= Frank Nwachukwu Ndili =

Nigerian academic

Frank Nwachukwu Ndili (6 October 1934 – 13 February 2024) was the 1st Nigerian nuclear physicist and the 7th vice chancellor (president) of the University of Nigeria, Nsukka. He served as Vice Chancellor (President) of the University of Nigeria, Nsukka from 1980 until he was succeeded by professor Chimere Ikoku in 1985. He left the office after a long and controversial investigation by the panel of inquiry. However, he is believed to have been forthright even where his predecessor Umaru Shehu (1978–1979) threaded carefully. During Professor Ndili's Vice-Chancellorship, effort was undertaken for the first time to rebuild and refurbish the University of Nigeria following its devastation by the Nigerian Civil War. Ndili envisioned that the University would be destined for world-class status and designed a Master Plan to that effect. Today, the grand University entryway, the Nnamdi Azikiwe Library, the School of General Studies, and the Faculty of Arts Complex stand as testimony to his grand vision.

Ndili was married to Dame Edna Odibei Ndili and they had six children - Dr. Isioma Ndili-Nwokolo, Dr. Amaechi C. Ndili, Dr. Awele N. Ndili, Dr. Ogugua Ndili Obi, Dr. Unoma Ndili Okorafor, and Dr. Obianuju Ndili.
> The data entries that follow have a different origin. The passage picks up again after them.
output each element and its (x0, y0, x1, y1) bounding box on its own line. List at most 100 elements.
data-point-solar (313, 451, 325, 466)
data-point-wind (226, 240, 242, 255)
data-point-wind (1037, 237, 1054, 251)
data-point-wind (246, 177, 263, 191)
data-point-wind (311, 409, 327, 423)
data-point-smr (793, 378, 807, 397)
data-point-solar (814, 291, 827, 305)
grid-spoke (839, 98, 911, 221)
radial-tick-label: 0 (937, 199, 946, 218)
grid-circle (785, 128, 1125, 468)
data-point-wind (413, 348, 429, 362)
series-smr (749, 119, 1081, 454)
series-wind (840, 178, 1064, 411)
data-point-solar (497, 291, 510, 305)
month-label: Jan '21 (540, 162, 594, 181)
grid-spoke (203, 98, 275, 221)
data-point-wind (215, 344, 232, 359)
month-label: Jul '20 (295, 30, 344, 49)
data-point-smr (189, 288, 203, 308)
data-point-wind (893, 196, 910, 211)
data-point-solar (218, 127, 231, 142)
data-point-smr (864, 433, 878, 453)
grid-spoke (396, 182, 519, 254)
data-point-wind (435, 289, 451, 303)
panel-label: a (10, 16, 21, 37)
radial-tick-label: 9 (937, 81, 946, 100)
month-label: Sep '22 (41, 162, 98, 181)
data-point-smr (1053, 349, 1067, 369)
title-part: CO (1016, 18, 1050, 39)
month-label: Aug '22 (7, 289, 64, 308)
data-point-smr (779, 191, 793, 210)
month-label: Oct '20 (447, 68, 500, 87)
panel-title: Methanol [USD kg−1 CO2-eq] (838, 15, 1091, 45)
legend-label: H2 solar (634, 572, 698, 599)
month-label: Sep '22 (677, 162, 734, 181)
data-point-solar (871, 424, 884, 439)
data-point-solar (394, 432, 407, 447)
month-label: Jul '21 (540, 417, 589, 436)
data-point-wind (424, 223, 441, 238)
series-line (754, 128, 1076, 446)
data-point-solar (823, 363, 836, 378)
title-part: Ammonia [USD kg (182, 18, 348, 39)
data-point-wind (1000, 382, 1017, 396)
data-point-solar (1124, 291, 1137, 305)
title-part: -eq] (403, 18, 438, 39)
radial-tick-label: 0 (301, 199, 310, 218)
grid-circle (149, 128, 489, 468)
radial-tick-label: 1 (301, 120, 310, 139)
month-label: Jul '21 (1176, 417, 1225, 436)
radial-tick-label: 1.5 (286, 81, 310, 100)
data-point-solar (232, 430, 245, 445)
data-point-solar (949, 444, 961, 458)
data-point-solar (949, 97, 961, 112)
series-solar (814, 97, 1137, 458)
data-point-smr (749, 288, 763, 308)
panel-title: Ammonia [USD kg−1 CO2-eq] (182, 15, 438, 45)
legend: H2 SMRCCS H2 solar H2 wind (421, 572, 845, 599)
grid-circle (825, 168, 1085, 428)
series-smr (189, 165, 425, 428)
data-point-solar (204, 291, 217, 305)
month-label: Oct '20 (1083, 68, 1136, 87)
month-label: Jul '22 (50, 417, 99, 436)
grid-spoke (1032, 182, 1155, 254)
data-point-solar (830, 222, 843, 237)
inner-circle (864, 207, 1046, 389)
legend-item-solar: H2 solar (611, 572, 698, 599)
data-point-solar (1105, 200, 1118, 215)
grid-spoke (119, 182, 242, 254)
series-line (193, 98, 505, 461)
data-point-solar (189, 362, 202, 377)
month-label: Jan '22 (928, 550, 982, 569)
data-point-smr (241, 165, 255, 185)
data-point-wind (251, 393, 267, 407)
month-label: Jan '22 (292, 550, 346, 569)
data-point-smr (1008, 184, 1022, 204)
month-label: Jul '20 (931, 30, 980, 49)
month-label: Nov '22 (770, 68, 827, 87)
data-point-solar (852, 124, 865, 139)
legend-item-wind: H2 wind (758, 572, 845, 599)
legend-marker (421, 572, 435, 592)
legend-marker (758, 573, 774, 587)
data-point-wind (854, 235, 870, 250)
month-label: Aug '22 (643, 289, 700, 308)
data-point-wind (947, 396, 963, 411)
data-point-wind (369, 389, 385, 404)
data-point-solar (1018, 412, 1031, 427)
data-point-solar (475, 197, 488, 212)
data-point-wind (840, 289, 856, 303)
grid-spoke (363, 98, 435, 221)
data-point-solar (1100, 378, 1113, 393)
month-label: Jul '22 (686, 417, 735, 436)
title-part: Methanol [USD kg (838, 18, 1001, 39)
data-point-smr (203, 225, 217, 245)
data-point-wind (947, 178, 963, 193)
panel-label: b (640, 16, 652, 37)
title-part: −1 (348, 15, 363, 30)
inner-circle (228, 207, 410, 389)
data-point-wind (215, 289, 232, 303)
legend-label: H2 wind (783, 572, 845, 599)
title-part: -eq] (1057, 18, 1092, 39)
== Early life and education ==
Ndili was born on 6 October 1934 in Asaba, Delta State, Nigeria. He went to St. Patrick's College in Asaba from 1950-1954. He studied at the University of Ibadan from 1957-1961 where he graduated with a B.Sc. (Hons) First Class in Physics. In 1961, he proceeded to the University of Cambridge England and graduated in 1964 with a Ph.D in Nuclear and High Energy Particle Physics. He was the first Nigerian to obtain a PhD in Nuclear and High Energy Particle Physics, having trained under Professor Otto Robert Frisch at the Cavendish Laboratory Cambridge, UK between 1961 and 1964. He was a Fellow of the British Institute of Physics (F.Inst.P), London, 1977 and won the Alberti Tomasini prize of the Italian Physical Society, Erice, Italy in 1965.

== Career ==
Ndili joined the University of Nigeria in 1971 and became Professor in 1974. His career began as a physics lecturer at the University of Ibadan from 1964-1968. He was a visiting scientist at the International Centre, Trieste, Italy in 1967. He was a research fellow at Atomic Energy University of Warsaw, Poland from 1967-1968, then Principal Scientific Officer, Daresbury Nuclear Physics Research Warrington, England from 1968–1971. He was also a senior lecturer for physics at the University of Nigeria (UNN) between 1971 and 1973. Ndili was the Head of Department of Physics at the University of Nigeria from 1973–1976. From 1976 to 1980, he was Dean of the Faculty of Physical Sciences at UNN. In 1980, he became the Vice Chancellor. He served out his tenure as the VC of UNN in 1985. After his tenure, he proceeded on leave of absence overseas. In 2005, he returned to UNN. He was conferred Professor Emeritus of the University of Nigeria in 2016 in recognition of his outstanding contribution to scholarship, and his distinguished service to the University. Ndili died on 13 February 2024 at the age of 89.